El argumento es ideal para que Fundora explore las posibilidades mesiánicas que puede aportar el olvido. “Si los humanos hemos sobrevivido tantos años es porque somos capaces de olvidar”, dice en uno de los parlamentos el protagonista. Hermosa reflexión que el propio Fundora ha desarrollado en algún otro texto suyo cuando afirma que “es gracias a que tiene la capacidad de olvidar, que el hombre sobrevive a su desgracia cotidiana, al holocausto de su infelicidad”.

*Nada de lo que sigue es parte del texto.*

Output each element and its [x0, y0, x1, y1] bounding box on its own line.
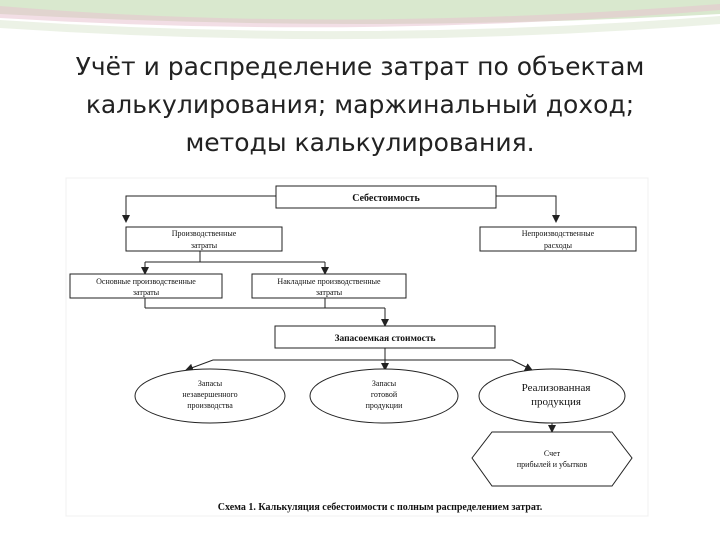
- node-pl-hexagon: [471, 431, 633, 487]
- node-nonproduction-label-2: расходы: [544, 241, 573, 250]
- node-direct-label-1: Основные производственные: [96, 277, 196, 286]
- title-line-2: калькулирования; маржинальный доход;: [85, 90, 635, 119]
- node-root-label: Себестоимость: [352, 193, 420, 204]
- node-finished-label-2: готовой: [371, 390, 398, 399]
- diagram-caption: Схема 1. Калькуляция себестоимости с пол…: [218, 502, 543, 513]
- node-overhead-label-2: затраты: [316, 288, 343, 297]
- decor-band-light: [0, 16, 720, 40]
- node-wip-label-2: незавершенного: [182, 390, 237, 399]
- node-root-box: [275, 185, 497, 209]
- connector-root-right: [496, 195, 560, 223]
- connectors: [122, 195, 560, 433]
- node-finished-label-3: продукции: [366, 401, 404, 410]
- node-finished-ellipse: [309, 368, 459, 424]
- node-sold-label-1: Реализованная: [522, 382, 591, 394]
- node-wip-label-3: производства: [187, 401, 233, 410]
- title-line-3: методы калькулирования.: [185, 128, 535, 157]
- node-production-box: [125, 226, 283, 252]
- node-overhead-box: [251, 273, 407, 299]
- decor-band-pink: [0, 4, 720, 28]
- connector-to-wip: [185, 359, 385, 372]
- node-direct-box: [69, 273, 223, 299]
- node-production-label-1: Производственные: [172, 229, 237, 238]
- node-sold-label-2: продукция: [531, 396, 581, 408]
- node-direct-label-2: затраты: [133, 288, 160, 297]
- node-overhead-label-1: Накладные производственные: [277, 277, 381, 286]
- node-finished-label-1: Запасы: [372, 379, 397, 388]
- connector-to-sold: [385, 359, 533, 371]
- connector-root-left: [122, 195, 276, 223]
- node-production-label-2: затраты: [191, 241, 218, 250]
- node-sold-ellipse: [478, 368, 626, 424]
- title-line-1: Учёт и распределение затрат по объектам: [75, 52, 645, 81]
- node-inventory-label: Запасоемкая стоимость: [334, 334, 435, 344]
- slide-title: Учёт и распределение затрат по объектам …: [40, 48, 680, 162]
- node-nonproduction-label-1: Непроизводственные: [522, 229, 595, 238]
- node-pl-label-1: Счет: [544, 449, 561, 458]
- node-inventory-box: [274, 325, 496, 349]
- node-wip-ellipse: [134, 368, 286, 424]
- node-nonproduction-box: [479, 226, 637, 252]
- node-wip-label-1: Запасы: [198, 379, 223, 388]
- node-pl-label-2: прибылей и убытков: [517, 460, 587, 469]
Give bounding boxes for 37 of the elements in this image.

Los que conocíamos su exitoso desempeño como realizador de video clips seguro que teníamos motivos para experimentar ciertos temores ante su debut en la ficción. Se recordará que a principios de los años noventa, su nombre comenzó a escucharse con bastante asiduidad en el contexto audiovisual cubano. Todavía no existía en la isla la tradición de videos clips que hoy puede apreciarse, pero Fundora ya comenzaba a despuntar como uno de los más creativos realizadores del medio. De hecho, en aquella primera edición de los hoy conocidos “Premios Lucas”, el video clip realizado a David Torrens (“Sentimientos ajenos”) se convirtió en el gran ganador de la cita.

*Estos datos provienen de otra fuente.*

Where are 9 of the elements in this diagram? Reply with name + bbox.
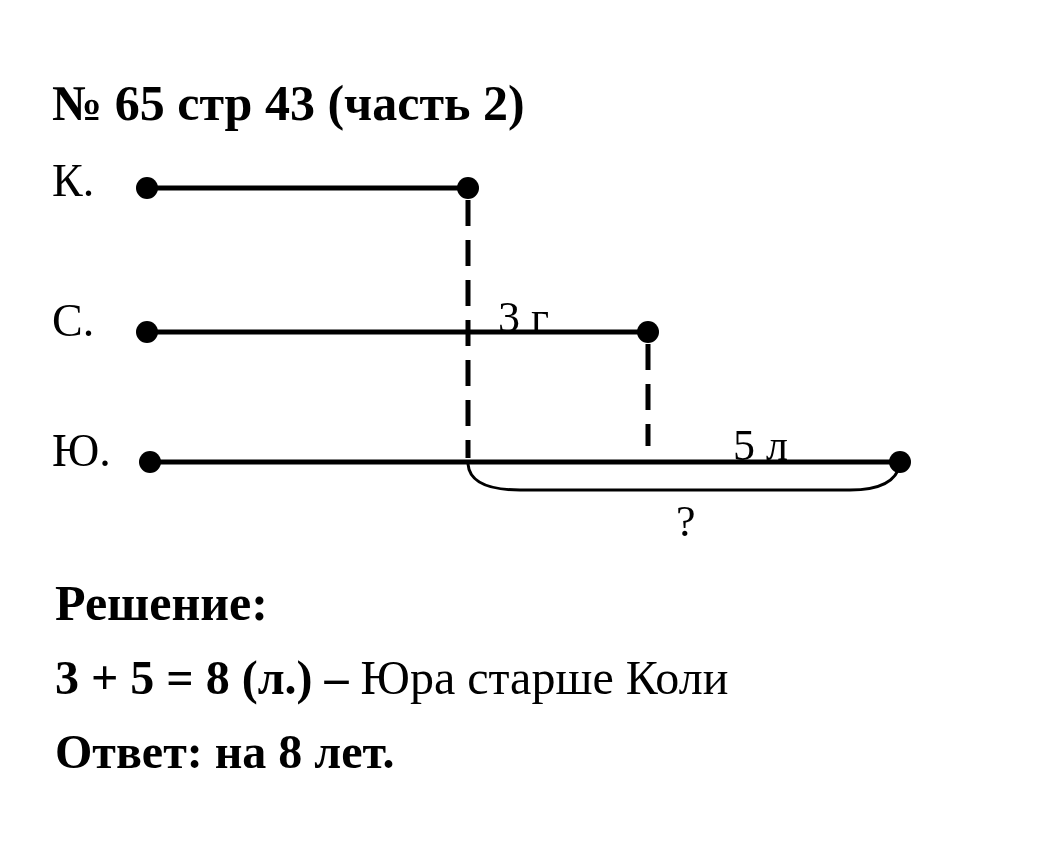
answer-line: Ответ: на 8 лет. xyxy=(55,724,395,780)
brace-label: ? xyxy=(676,496,696,548)
solution-line: 3 + 5 = 8 (л.) – Юра старше Коли xyxy=(55,650,729,707)
title: № 65 стр 43 (часть 2) xyxy=(52,74,525,133)
segment-letter: С. xyxy=(52,294,95,348)
solution-heading: Решение: xyxy=(55,574,268,633)
segment-letter: Ю. xyxy=(52,424,111,478)
segment-label: 5 л xyxy=(733,420,788,472)
segment-letter: К. xyxy=(52,154,95,208)
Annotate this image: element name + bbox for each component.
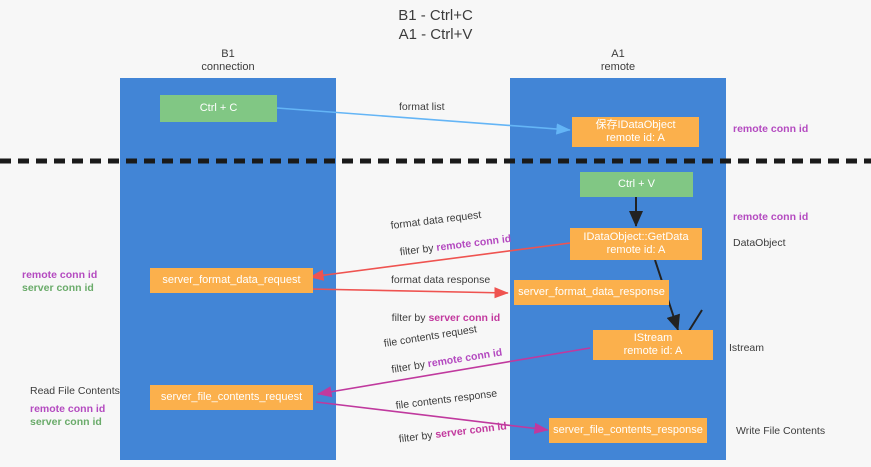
arrow-format-data-response xyxy=(309,287,509,299)
edge-label-format-data-response: format data response xyxy=(391,274,491,286)
node-server-file-contents-response[interactable]: server_file_contents_response xyxy=(549,418,707,443)
filter-key-remote-conn-id: remote conn id xyxy=(435,232,512,254)
annotation-left-server-conn-id-2: server conn id xyxy=(30,416,102,428)
node-ctrl-v[interactable]: Ctrl + V xyxy=(580,172,693,197)
annotation-remote-conn-id-mid: remote conn id xyxy=(733,211,809,223)
filter-prefix-text-4: filter by xyxy=(398,429,437,446)
annotation-left-server-conn-id: server conn id xyxy=(22,282,94,294)
filter-prefix-text-2: filter by xyxy=(391,312,429,324)
annotation-write-file-contents: Write File Contents xyxy=(736,425,826,437)
annotation-read-file-contents: Read File Contents xyxy=(30,385,120,397)
edge-label-format-list: format list xyxy=(399,101,445,113)
node-idataobject-getdata[interactable]: IDataObject::GetData remote id: A xyxy=(570,228,702,260)
diagram-title: B1 - Ctrl+C A1 - Ctrl+V xyxy=(398,7,473,43)
annotation-remote-conn-id-top: remote conn id xyxy=(733,123,809,135)
node-server-file-contents-request[interactable]: server_file_contents_request xyxy=(150,385,313,410)
node-ctrl-c[interactable]: Ctrl + C xyxy=(160,95,277,122)
node-server-format-data-request[interactable]: server_format_data_request xyxy=(150,268,313,293)
annotation-left-remote-conn-id: remote conn id xyxy=(22,269,98,281)
node-save-idataobject[interactable]: 保存IDataObject remote id: A xyxy=(572,117,699,147)
filter-key-server-conn-id: server conn id xyxy=(428,312,501,324)
lane-header-b1: B1 connection xyxy=(201,48,255,73)
lane-header-a1: A1 remote xyxy=(600,48,636,73)
node-server-format-data-response[interactable]: server_format_data_response xyxy=(514,280,669,305)
annotation-dataobject: DataObject xyxy=(733,237,786,249)
edge-label-format-data-response-filter: filter by server conn id xyxy=(380,299,501,338)
filter-key-server-conn-id-2: server conn id xyxy=(434,420,508,441)
node-istream[interactable]: IStream remote id: A xyxy=(593,330,713,360)
filter-prefix-text-3: filter by xyxy=(390,358,429,376)
annotation-left-remote-conn-id-2: remote conn id xyxy=(30,403,106,415)
filter-key-remote-conn-id-2: remote conn id xyxy=(426,346,504,371)
edge-label-file-contents-response-filter: filter by server conn id xyxy=(385,407,509,460)
annotation-istream: Istream xyxy=(729,342,765,354)
filter-prefix-text: filter by xyxy=(399,242,438,259)
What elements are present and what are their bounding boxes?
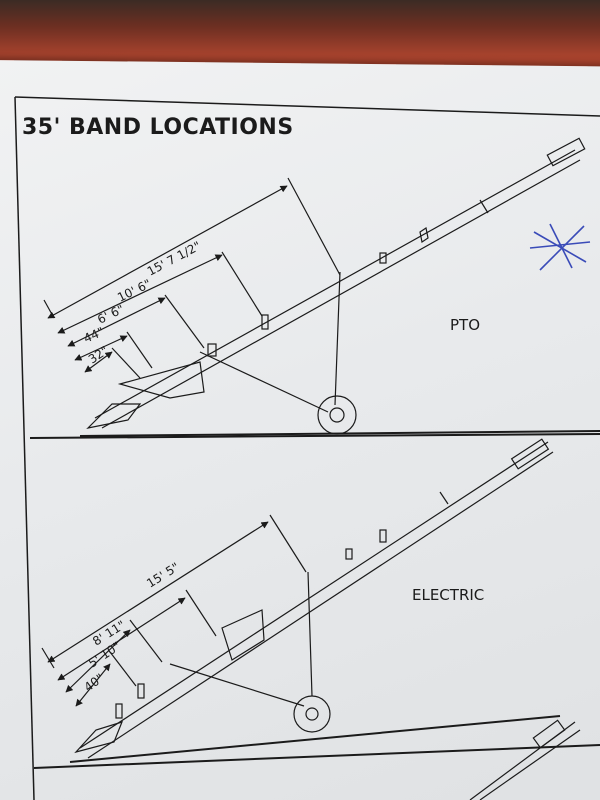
pto-diagram: [43, 137, 600, 437]
electric-diagram: [41, 438, 561, 763]
pto-label: PTO: [450, 316, 480, 334]
partial-third-diagram: [469, 719, 581, 800]
pto-dim-5: 32": [86, 343, 111, 366]
electric-wheel: [293, 695, 331, 733]
pto-wheel: [317, 395, 357, 435]
auger-tube-top: [94, 149, 576, 419]
page-title: 35' BAND LOCATIONS: [22, 115, 294, 140]
electric-dim-4: 40": [82, 671, 107, 695]
auger-tube-bottom: [101, 159, 581, 429]
pto-dim-3: 6' 6": [95, 302, 126, 327]
pto-dim-2: 10' 6": [115, 277, 153, 305]
electric-dim-1: 15' 5": [144, 560, 182, 591]
electric-label: ELECTRIC: [412, 586, 484, 604]
ground-line-2: [69, 715, 561, 763]
page-frame: [14, 96, 600, 800]
pen-mark-asterisk: [529, 223, 591, 271]
pto-dim-1: 15' 7 1/2": [145, 239, 203, 279]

En la actualidad su obra es bien reconocida en el plano internacional, y no son pocos los artistas que se han beneficiado de su talento. Así, pudiéramos mencionar los videos realizados a Adalberto Álvarez e Isaac Delgado (“El chévere de la salsa y el caballero del son”), Carlos Varela (“Monedas al aire”), Santiago Feliú (“Bs. As. muerte del 92”), Gerardo Alfonso (“Los lobos se reúnen en la esquina”), NG La Banda (“La Bruja”), Oscar D’León (“Mírala como se menea”), Francisco Céspedes (“Se me antoja”), Olga Tañón (“Hielo y fuego”), Amaury Pérez (“Encuentros”), Willy Chirino (“Cuba libre”; “La jinetera”) y Celia Cruz (“La Negra tiene tumbao”).

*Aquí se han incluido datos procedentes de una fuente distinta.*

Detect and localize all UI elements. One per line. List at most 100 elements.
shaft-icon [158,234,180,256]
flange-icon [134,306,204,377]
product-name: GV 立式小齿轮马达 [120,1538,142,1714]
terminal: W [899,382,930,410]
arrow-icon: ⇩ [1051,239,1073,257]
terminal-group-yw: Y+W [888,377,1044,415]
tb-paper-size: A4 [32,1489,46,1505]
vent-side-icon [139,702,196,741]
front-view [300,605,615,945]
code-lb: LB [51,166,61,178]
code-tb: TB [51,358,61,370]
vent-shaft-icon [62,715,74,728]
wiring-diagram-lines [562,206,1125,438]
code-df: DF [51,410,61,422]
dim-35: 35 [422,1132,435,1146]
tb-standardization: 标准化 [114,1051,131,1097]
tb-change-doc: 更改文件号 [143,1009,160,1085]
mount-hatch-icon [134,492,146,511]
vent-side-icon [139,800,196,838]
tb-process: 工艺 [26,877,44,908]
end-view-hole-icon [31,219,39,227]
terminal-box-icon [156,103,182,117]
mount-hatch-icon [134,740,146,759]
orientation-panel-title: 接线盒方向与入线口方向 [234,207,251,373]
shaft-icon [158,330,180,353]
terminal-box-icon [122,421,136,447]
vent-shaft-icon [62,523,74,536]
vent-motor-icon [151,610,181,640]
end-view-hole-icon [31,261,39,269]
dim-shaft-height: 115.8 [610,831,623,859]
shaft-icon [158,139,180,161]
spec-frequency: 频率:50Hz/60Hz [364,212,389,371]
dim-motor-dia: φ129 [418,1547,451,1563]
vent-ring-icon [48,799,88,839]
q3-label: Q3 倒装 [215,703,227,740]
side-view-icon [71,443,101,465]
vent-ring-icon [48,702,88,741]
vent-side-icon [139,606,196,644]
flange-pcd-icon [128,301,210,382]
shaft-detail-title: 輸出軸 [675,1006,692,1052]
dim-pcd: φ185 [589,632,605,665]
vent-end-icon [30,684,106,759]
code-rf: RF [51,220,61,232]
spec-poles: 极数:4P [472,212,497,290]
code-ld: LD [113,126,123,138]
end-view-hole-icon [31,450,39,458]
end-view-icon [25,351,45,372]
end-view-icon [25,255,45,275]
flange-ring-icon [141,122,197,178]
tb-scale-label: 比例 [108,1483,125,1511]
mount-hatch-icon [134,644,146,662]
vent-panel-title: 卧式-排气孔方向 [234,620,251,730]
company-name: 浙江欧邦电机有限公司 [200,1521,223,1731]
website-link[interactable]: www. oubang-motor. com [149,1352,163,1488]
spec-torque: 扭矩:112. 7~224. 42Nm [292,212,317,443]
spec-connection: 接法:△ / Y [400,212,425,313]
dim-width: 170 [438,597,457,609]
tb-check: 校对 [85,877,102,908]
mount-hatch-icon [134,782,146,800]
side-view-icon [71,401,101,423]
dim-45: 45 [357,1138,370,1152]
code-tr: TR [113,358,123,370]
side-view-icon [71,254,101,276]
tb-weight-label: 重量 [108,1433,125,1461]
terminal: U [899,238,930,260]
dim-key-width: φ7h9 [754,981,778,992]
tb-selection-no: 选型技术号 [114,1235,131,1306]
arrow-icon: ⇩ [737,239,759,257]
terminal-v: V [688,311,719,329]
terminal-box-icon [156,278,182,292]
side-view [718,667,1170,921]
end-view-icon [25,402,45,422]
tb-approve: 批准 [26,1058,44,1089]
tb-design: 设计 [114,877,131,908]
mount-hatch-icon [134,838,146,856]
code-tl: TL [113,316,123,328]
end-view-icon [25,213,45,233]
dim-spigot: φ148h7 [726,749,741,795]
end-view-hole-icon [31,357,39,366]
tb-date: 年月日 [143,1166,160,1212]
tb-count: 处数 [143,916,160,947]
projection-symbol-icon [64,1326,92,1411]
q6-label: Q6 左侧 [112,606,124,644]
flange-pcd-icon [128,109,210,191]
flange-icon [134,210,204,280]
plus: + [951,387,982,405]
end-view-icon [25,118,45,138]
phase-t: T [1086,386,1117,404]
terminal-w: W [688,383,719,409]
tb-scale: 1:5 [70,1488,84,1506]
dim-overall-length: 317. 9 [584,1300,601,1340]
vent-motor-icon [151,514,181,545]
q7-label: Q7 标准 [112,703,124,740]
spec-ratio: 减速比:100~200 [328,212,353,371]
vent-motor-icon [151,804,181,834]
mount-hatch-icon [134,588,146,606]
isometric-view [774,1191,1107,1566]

La buena noticia es que con “Oblivion” Fundora no se ha dejado apabullar por su talento para manipular el discurso caótico del clip. Su corto, en cuanto a imagen, no prescinde de esa factura que suele enunciarnos a través de la belleza de los planos, el vicio de seducir a primera vista, pero es, al margen de esa planificada fotografía de Eduardo Verti, un relato que sobre todo se preocupa por llevar a buen puerto lo principal, que en este caso es esa historia cargada de ambiguedades y laberintos circulares, con personajes asfixiados en su propia suerte.

“Oblivion” es un buen momento para el cine hecho por cubanos. Gracias a esos personajes que encarnan los intérpretes María Aura y Alberto Estrella, los espectadores de cualquier latitud pueden sentirse motivados a adentrarse en esos debates que ahora mismo se tejen en torno a la memoria individual, y ya de paso, a la memoria colectiva. Náufragos como somos de ese inmenso océano que es el olvido en su variante más radical (La Historia), los seres comunes (esos de los que mañana ya nadie recordará ni su nombre, ni su edad, ni sus señas) tienen en este pequeño filme un madero al cual aferrarse.